There are different options in wrist fusion surgery, which will be determined in consultation with our orthopaedic surgeons. In general, the procedure includes attaching a metal plate, or sometimes a rod, directly to the bone with screws. This prevents the bones from moving while they fuse together to form a solid and immobile section.

In addition, a small amount of material grafted from your own bones may be used to stimulate the growth of the bones in the wrist to create the fused, solid area. This graft may come from the radius bone itself or it could come from your hip or pelvis. Depending on the type of procedure, you may be fully anesthetized, or just under local anesthesia to numb your arm and hand.

During this process, the plate or rod is attached to the radius, the bone in the arm on the inside, and across the back of the hand to the middle finger.
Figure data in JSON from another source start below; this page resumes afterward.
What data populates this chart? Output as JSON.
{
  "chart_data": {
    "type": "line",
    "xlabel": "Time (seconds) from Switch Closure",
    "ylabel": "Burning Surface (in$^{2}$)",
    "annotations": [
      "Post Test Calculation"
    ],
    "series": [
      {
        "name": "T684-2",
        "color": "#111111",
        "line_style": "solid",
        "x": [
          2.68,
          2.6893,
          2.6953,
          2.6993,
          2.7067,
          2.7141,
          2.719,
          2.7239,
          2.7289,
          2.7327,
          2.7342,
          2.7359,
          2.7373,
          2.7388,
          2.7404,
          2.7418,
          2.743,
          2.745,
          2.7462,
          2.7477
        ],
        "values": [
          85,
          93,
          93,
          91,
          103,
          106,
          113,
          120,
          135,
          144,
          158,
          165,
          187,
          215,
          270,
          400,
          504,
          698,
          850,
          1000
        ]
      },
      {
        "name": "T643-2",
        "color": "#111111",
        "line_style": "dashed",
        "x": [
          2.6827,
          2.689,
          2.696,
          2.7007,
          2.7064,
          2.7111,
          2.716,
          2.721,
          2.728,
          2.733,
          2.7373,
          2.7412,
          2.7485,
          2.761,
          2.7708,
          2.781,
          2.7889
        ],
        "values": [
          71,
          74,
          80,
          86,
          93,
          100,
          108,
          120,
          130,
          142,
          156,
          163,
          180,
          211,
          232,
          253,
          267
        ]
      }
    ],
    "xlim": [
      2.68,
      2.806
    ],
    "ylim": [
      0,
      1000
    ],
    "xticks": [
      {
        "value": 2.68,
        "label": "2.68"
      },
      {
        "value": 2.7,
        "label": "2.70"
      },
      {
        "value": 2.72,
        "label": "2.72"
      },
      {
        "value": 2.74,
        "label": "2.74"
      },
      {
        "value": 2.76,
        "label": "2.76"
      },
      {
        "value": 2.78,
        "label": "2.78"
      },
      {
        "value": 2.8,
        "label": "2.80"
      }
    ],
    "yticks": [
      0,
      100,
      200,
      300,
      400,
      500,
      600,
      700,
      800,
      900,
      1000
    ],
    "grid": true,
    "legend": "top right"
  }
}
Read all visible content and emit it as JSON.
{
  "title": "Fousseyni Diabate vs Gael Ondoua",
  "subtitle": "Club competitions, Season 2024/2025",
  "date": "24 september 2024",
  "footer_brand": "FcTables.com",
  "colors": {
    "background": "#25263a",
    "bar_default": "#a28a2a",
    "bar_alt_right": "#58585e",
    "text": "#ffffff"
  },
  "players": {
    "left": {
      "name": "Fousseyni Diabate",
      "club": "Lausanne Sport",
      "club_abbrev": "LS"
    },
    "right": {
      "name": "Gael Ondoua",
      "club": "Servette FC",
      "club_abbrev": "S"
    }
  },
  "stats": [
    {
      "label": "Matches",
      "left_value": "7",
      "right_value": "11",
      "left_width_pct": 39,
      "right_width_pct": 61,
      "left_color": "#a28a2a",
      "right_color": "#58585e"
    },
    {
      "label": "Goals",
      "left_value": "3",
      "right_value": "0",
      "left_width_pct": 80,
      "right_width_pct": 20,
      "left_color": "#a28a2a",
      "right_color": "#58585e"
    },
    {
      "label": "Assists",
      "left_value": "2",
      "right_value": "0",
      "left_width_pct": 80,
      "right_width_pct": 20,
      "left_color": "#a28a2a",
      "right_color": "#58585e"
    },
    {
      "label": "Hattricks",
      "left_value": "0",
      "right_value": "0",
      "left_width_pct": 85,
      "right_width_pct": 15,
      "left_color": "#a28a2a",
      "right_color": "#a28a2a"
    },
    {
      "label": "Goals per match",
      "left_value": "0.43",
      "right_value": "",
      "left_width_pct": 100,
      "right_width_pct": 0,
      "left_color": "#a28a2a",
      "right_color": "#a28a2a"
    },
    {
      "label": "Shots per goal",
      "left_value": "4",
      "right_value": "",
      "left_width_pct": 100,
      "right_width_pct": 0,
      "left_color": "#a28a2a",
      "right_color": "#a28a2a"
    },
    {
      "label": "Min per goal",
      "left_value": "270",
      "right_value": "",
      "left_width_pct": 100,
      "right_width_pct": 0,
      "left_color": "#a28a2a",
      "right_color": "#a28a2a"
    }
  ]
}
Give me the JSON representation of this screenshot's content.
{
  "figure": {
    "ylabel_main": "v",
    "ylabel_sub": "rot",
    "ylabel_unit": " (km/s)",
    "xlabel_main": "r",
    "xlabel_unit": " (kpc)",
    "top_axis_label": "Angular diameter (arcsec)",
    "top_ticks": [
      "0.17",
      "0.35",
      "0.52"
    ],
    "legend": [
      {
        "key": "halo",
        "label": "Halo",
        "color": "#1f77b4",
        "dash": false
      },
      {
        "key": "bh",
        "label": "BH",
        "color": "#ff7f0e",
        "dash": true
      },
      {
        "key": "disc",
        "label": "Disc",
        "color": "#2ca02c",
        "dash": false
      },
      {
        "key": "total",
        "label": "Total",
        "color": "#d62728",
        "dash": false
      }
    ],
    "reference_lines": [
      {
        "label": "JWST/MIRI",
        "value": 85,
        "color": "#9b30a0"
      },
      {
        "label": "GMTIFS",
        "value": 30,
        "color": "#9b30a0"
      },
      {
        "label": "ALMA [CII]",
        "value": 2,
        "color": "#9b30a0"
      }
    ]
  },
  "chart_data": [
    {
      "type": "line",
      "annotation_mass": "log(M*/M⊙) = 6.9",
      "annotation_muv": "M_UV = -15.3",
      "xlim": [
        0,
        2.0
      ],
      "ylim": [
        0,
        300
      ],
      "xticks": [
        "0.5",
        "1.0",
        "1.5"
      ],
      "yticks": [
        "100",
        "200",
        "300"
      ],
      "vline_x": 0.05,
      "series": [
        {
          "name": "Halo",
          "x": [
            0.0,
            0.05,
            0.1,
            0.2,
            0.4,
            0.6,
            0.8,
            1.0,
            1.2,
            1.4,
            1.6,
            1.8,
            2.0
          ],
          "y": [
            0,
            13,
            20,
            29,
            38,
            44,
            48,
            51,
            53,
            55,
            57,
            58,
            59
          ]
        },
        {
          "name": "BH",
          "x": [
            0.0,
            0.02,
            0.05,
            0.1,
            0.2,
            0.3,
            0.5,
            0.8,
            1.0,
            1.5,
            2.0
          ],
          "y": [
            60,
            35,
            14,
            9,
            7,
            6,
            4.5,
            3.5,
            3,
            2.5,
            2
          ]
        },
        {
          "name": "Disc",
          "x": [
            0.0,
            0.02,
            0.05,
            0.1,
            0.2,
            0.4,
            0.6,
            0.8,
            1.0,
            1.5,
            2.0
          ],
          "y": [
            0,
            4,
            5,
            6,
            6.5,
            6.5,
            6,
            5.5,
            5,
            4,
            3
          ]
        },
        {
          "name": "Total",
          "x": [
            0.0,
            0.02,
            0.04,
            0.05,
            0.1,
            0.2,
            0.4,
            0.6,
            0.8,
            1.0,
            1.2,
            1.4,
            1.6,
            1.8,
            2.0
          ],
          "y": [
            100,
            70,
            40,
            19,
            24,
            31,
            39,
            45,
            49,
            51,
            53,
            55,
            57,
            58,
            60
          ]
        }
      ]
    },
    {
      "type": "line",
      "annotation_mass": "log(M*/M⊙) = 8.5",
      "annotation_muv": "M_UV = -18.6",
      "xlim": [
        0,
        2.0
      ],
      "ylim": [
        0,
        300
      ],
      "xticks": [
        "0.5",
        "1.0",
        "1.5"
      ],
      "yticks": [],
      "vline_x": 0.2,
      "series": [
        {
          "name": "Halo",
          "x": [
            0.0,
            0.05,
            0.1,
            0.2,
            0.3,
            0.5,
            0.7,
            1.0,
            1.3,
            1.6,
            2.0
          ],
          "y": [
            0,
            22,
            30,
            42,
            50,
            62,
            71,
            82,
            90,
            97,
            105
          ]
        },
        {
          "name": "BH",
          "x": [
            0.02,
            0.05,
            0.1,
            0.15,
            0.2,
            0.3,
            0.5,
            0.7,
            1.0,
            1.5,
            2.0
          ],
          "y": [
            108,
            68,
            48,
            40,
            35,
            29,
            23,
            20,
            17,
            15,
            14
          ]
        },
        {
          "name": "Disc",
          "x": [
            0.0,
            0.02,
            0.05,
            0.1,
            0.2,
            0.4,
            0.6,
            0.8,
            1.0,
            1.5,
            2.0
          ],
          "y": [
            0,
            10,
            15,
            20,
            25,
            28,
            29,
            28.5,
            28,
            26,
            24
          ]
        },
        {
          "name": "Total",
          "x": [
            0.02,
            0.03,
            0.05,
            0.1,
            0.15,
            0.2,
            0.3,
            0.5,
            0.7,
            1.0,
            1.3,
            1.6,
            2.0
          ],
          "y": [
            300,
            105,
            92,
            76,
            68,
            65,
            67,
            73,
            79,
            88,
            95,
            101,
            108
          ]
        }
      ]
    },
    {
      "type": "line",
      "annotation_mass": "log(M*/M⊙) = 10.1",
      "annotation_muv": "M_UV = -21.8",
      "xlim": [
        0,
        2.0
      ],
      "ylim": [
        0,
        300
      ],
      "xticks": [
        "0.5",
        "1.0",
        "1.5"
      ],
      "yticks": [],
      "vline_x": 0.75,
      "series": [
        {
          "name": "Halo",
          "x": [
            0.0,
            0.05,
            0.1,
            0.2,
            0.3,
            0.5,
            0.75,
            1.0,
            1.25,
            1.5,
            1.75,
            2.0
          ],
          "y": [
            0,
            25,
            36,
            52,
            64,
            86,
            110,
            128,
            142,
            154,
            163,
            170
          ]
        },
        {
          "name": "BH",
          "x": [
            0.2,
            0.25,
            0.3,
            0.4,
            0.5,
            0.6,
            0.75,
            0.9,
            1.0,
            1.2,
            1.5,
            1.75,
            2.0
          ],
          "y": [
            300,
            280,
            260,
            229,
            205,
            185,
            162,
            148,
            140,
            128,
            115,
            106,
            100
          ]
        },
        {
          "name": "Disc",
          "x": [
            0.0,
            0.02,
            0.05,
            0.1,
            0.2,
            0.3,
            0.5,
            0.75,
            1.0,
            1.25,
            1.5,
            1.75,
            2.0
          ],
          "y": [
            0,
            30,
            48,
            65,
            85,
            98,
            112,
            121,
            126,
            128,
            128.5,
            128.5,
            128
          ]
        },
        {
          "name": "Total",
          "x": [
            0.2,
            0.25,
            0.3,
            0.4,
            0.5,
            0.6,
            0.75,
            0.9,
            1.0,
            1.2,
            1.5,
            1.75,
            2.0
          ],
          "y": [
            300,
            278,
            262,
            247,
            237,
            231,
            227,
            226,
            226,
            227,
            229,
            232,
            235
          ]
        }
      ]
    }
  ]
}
This attachment prevents movement of the wrist, but still allows rotation of the hand and arm and movement of the fingers.

To assist with fusion of the bone, you will be in a cast for up to eight weeks, and then you will transition into a splint. During this time, you will start working with one of our physical therapists in specific exercises to build up strength and get used to using your hand again. Range of motion exercises will also aid in recovery, as well as gaining confidence in using your hand.

The duration of physical therapy is determined based on the progress of your fusion and the specifics of your recovery. The goal is to not just allow your wrist to heal, but also to learn new ways to use your wrist to prevent stress and decrease the risk of further related problems.